Menu of Stewardship Interventions:
To address the high rate of vancomycin, use on the oncology wards, the length of therapy and percent of admissions receiving vancomycin were both evaluated and compared to the rest of the institution. Based on the visualization data, there are several potential stewardship interventions.

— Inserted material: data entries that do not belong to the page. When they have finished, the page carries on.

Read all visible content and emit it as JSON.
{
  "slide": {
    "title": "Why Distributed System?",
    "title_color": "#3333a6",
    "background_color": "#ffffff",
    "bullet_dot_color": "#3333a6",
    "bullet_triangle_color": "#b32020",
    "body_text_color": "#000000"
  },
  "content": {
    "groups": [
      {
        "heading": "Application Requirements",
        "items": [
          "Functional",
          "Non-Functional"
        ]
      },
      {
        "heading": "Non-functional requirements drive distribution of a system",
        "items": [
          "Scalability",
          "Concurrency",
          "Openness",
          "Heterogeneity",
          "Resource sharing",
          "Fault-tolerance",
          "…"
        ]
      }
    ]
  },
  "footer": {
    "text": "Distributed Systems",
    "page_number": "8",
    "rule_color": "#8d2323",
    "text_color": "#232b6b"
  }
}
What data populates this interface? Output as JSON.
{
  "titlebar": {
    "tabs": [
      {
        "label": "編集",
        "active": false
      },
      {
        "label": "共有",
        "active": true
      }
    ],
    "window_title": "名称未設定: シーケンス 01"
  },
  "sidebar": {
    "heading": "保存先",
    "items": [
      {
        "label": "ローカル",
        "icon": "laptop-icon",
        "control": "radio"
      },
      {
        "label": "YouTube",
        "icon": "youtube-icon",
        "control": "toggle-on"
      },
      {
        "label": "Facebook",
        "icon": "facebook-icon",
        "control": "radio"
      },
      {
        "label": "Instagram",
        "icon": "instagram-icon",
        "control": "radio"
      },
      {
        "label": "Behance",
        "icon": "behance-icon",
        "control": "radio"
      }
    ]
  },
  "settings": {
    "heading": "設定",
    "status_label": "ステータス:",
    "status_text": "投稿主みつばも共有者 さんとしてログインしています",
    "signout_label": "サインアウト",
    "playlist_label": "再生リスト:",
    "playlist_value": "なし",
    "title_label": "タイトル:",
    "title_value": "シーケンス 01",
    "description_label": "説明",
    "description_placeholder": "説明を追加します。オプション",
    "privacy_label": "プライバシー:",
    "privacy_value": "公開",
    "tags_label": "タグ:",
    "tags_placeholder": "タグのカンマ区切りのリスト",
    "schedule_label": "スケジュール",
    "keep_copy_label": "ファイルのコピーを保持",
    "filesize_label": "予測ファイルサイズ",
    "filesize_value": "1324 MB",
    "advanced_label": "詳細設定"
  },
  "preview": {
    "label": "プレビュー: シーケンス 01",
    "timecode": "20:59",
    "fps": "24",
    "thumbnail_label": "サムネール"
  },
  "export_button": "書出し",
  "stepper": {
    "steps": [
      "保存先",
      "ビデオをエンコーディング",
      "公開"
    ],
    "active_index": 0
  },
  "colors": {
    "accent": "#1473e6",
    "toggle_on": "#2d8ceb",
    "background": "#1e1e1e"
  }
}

- Reduce Empiric Use of Vancomycin
- Assess microbiology data to determine frequency of invasive MRSA infection in this population
- Create empiric use guidelines for this population
- Assess febrile neutropenia protocols for treatment of catheter related bloodstream infections
- Reduce Length of Therapy/De-escalation Interventions
- MRSA nasal PCR swabs for pneumonia indication
- Education regarding time to positive blood culture in overall hospital population and specifically in this population
- Require indication upon order entry for easy targeted audit and feedback intervention
- 48-72 hour vancomycin timeout protocol
Suggestions for Ongoing Monitoring:
For ongoing monitoring of this scenario, continue to track SAAR values on the TAS reports (described in Figure 2) as these are the easiest way to trend recent data. An alternative is to use the SAAR Plot functionality described in Figure 1.
Post-education or intervention MUE may also be useful for this specific scenario as the focus is for a specific unit and population and specific data may be difficult to identify with high level data.